The UN has been proud to be a partner of the Chinese government in its rural poverty alleviation efforts over the last decades, and in recent efforts to contain the impact of COVID-19 on China’s poor people. We are committed to working side by side with our Chinese partners in designing support for the next phase of China’s poverty alleviation agenda, to protect the gains of the past and tackle a series of new and complex challenges.
The first challenge is the continued social and economic impact of COVID-19 on vulnerable Chinese population groups. Many, particularly the self-employed and workers in the informal and service sectors, a disproportionate number of whom are women, are still at risk of falling (or will have fallen) into poverty, even extreme poverty as defined by the current Chinese standard of 3,218 yuan ($478) per year.
Differentiated impact on different groups
The differentiated impact of both the lockdown and the recovery on different sectors of the economy and population groups is evident in recent data. A recent UN household survey in poor countries found that wage employees, who were already a relatively better protected group in terms of income security and access to social insurance, suffered a markedly smaller reduction in income than those in the informal sector.

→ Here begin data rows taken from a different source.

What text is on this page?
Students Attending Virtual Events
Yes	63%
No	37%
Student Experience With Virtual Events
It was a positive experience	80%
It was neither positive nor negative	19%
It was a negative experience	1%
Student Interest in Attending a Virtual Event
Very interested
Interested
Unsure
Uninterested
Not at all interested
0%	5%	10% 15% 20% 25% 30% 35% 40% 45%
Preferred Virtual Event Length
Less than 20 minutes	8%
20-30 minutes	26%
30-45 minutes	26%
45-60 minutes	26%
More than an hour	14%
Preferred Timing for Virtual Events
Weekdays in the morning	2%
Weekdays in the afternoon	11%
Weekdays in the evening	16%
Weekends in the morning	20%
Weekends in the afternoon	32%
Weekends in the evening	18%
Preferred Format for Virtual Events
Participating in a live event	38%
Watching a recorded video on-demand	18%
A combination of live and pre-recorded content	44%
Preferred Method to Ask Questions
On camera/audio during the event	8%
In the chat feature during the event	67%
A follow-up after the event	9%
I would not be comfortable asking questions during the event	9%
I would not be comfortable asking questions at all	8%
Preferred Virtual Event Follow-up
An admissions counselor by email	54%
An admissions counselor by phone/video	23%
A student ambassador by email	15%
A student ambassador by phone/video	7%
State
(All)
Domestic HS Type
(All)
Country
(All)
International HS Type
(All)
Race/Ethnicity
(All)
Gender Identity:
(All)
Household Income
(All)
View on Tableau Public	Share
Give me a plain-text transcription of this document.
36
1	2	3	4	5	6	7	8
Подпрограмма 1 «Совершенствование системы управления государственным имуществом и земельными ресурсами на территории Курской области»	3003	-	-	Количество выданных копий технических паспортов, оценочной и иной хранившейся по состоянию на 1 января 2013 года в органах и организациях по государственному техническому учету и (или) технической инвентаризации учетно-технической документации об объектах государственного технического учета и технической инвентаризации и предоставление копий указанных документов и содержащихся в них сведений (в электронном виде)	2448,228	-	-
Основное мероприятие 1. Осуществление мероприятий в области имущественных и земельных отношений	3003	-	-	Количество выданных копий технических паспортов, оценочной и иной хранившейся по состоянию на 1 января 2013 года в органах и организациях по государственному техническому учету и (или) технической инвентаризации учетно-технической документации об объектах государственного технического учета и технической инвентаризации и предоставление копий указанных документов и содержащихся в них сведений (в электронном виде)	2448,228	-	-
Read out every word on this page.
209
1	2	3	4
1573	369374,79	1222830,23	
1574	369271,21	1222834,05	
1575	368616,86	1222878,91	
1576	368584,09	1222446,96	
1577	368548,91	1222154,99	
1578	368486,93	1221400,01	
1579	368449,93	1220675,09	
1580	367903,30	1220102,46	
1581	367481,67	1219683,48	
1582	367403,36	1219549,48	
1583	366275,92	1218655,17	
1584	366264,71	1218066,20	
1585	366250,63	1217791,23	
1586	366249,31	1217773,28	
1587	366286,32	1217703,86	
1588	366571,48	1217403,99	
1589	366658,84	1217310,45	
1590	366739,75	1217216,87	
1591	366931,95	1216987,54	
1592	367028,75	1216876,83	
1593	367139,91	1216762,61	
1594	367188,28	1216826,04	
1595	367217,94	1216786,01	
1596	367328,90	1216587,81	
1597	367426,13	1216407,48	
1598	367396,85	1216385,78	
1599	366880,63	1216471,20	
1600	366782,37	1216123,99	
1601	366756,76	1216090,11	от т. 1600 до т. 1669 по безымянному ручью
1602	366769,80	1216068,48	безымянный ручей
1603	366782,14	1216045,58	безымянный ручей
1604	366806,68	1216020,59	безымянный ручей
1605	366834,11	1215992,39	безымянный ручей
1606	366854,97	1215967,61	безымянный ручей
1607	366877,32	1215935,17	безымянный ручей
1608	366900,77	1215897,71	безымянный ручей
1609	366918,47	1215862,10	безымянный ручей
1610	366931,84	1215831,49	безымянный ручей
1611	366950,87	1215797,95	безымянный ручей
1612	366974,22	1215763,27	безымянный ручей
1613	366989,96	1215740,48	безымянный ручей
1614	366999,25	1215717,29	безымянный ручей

And whereas children in cities and from wealthier households were able to transition relatively smoothly to online classes, the survey found that for some poorer children in rural areas, the quality of schooling declined. These were children for whom prospects of high-quality education were already lower before this year; now they have fallen further behind their urban peers.
The second challenge is redefining poverty in ways that are most appropriate for post-2020 China: a majority urban country, with per capita GDP that exceeds $10,000; with differences between urban and rural areas, and within cities; and by factoring in non-income dimensions of poverty, such as access to good quality housing, healthcare and education that are at least as important as shortage of monetary income. The wording of SDG 1 is ambitious but unambiguous:”End Poverty in All Its Forms Everywhere.”
This is the goal the global community, including China, set for itself in 2015. Urban poverty is increasingly being acknowledged and addressed, alongside rural poverty. Application of the World Bank $5.50 a day (38.5 yuan a day) upper middle-income country poverty line can be considered, as well as relative poverty lines that capture internal inequality and multidimensional poverty definitions that look at the key non-monetary dimensions of well-being.
Poor most vulnerable to natural catastrophes
Third, ending overall poverty and fighting future pandemics (among other risks) will also depend on the ability to protect the environment and combat climate change. This is vital as many jobs especially in the agricultural sector, which still constitute 25 percent of all employment in China, depend on healthy ecosystems while it is the poor and near poor who are most vulnerable to the impact of natural catastrophes.
China’s experiences of the last 40 years, and especially during the targeted poverty alleviation program, provide ample reason for confidence in its capacity to realize an ambitious new post-2020 poverty agenda and to make an even greater contribution to the full realization of SDG 1 by 2030.
We at the United Nations in China congratulate the country on what has been achieved to date and extend our full support to future efforts in ending all forms of poverty, and ensuring that development is inclusive and sustainable for all people in China.